The Supreme Court simply assumed away the issue, by deciding without analysis that Dr. Hayne had testified to what the Court of Appeals said he hadn’t testified to. As I said in my post: “Legally, the Supreme Court’s opinion is what matters. But that doesn’t mean it is necessarily factually correct. Courts get things wrong at times.”

Interestingly, Balko agrees that the Supreme Court misstated the Court of Appeals’ view. Balko says:

Patterico says the state supreme court misstated the appeals court’s argument. He’s right, here. They did.

He also agrees that the Supreme Court gave no analysis to justify its mischaracterization, saying of the Supreme Court’s misstatement: “I don’t know why they did [it].” Exactly. Because the Supreme Court doesn’t explain why it disagreed. They misquoted the Court of Appeals and assumed away the very issue to be decided.

Still, in the end, Balko says my criticism is “pretty cheap criticism” because the Supreme Court of Mississippi decided the case almost unanimously, even though it is conservative. The fact that the Supreme Court mischaracterized the lower court opinion and assumed away the issue doesn’t seem to bother him a bit. Balko seems to be saying: It’s the Supreme Court! . . . and when they agree with me, I accept their version of the facts as gospel, no matter how unreasoned and manipulative the decision is, even by my own admission.

That Radley Balko!
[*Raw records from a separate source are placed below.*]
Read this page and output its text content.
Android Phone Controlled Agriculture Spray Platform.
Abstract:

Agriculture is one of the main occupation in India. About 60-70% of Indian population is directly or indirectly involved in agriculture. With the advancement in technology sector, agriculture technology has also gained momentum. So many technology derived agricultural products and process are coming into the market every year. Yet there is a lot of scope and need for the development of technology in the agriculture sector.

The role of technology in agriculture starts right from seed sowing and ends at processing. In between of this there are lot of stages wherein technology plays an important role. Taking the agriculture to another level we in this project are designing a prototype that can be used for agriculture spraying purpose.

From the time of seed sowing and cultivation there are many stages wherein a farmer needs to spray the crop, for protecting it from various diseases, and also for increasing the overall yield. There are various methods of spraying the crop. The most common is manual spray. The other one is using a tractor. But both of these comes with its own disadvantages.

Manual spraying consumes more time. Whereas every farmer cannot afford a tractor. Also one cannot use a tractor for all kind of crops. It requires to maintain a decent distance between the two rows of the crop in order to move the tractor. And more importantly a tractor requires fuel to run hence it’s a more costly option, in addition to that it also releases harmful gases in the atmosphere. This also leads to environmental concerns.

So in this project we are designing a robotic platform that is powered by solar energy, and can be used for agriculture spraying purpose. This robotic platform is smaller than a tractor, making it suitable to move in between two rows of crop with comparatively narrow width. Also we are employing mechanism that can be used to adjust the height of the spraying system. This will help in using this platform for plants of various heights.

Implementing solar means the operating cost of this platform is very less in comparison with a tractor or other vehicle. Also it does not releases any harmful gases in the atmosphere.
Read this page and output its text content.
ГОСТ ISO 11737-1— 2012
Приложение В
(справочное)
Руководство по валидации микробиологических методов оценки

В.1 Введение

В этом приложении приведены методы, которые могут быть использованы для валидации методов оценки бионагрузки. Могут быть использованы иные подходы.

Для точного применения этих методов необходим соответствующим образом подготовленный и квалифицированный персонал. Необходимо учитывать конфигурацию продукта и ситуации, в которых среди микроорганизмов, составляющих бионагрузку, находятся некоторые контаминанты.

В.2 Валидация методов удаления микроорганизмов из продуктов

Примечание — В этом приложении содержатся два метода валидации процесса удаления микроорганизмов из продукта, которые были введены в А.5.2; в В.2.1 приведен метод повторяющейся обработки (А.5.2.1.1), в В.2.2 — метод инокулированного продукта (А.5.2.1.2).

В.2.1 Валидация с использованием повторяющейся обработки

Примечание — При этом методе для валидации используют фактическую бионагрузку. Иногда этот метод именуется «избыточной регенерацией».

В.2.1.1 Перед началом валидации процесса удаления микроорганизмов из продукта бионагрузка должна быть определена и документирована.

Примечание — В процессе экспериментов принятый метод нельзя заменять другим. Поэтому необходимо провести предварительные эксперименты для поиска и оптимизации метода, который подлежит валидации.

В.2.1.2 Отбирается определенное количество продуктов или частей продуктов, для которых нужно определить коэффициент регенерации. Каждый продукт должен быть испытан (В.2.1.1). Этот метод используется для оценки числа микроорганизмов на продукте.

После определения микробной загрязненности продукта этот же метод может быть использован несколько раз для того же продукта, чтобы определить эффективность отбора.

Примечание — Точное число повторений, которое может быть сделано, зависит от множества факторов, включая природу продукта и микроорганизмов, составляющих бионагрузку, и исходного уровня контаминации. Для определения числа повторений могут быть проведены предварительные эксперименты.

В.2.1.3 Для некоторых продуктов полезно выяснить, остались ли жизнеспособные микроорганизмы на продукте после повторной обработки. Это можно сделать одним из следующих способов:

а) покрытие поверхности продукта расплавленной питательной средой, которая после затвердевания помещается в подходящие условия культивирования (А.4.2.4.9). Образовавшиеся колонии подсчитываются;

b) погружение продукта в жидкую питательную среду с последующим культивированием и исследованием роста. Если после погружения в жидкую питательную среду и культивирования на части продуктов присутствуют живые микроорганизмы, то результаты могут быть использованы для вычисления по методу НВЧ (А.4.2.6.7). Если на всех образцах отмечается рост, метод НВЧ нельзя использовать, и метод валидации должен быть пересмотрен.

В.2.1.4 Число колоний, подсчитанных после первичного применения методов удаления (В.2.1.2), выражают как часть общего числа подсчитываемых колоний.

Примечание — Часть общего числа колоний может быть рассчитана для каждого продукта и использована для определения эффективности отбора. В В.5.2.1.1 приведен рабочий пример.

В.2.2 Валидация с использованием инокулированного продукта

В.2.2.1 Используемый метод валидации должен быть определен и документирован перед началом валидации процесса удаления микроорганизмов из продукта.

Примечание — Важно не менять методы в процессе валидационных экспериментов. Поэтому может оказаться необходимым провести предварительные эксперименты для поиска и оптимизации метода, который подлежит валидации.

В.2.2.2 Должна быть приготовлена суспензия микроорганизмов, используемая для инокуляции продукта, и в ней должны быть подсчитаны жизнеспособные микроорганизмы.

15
Always speaking Truth to Power — except, that is, when Power happens to agree with him, in which case Power trumps minor things like Reasoning and Accurate Renditions of the Facts.

One imagines that if the Supreme Court of the United States had issued an opinion which seemed to misstate the facts of a case in a way he didn’t like, he wouldn’t be shrugging his shoulders and saying: “Sorry! It’s the Supreme Court! If you don’t like their analysis, keep your cheap criticism to yourself!”

Look, I said it before and I’ll say it again: I’m not defending this Dr. Hayne in general. I have previously said that, even given my severe reservations about Radley Balko’s ability to be fair, he has set forth so much evidence against Hayne that I think it’s worth a state investigation.

But it’s not hard to see why Balko is a fan of the Mississippi Supreme Court opinion in the Edmonds case. After all, the Supreme Court in that case snipped off relevant portions of critical quotations, with the effect of misrepresenting what the Court of Appeals said — just like Balko has done in his most recent post.

As long as it’s all in the name of Fighting the System, such tactics are okay. I know this is true — because Balko’s fans all tell me it’s so.